1. Fresh splenic tissue from pigs was extracted by the method of Swingle & Pfiffner for adrenocortical extracts, 1 ml. being equivalent to 100 g splenic tissue.

2. The material extracted was readily soluble in ethanol, benzene, acetone and water, but not in petroleum ether. It contained no protein, bile pigments, fat, fatty acids or cholesterol, and had marked reducing properties.

3. Administration of the extract to adrenalectomized male mice caused an increase, continuous with increasing dose of extract, in the glycogen content of liver and muscle. The increase in liver glycogen produced by 1·2 ml. extract was about the same as that caused by 2 mg cortisone.

4. In intact rats the extract caused an increase in blood sugar and in the glycogen content of liver and muscle. Cortisone had a similar effect.
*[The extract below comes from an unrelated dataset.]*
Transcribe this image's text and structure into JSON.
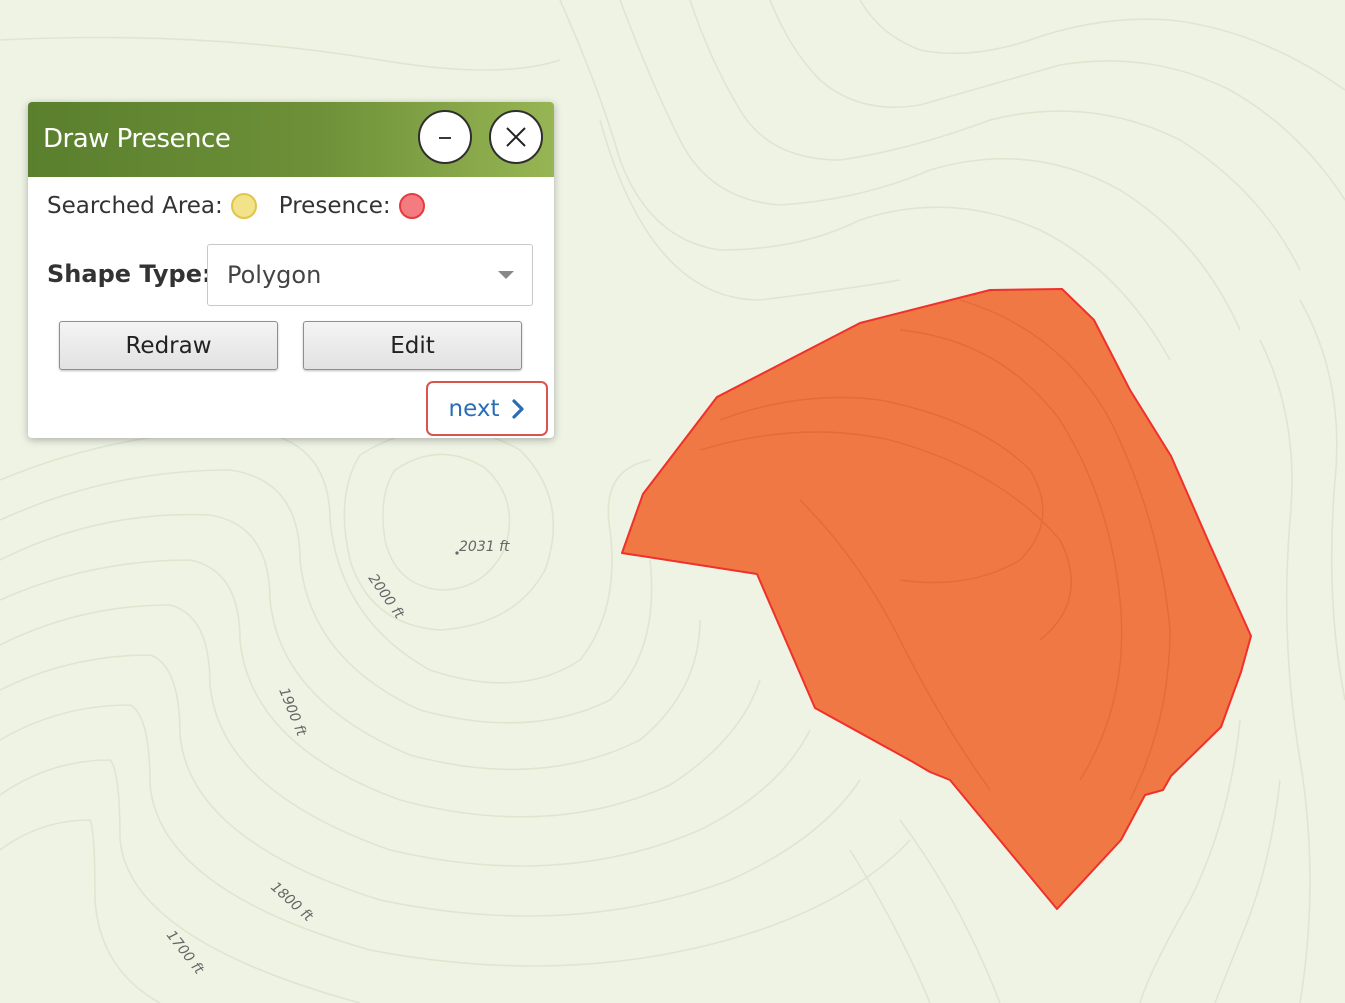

5. Neither the splenic extract nor cortisone raised the glycogen content of the brain in adrenalectomized mice or intact rats.

6. Thus the spleen contains a substance which has a glucocorticoid-like effect on the carbohydrate metabolism of adrenalectomized and intact animals. In view of its chemical and biological properties, this substance is thought to be a glucocorticoid originating in the adrenal cortex. A substance with similar effects has been previously detected in liver, brain and muscle.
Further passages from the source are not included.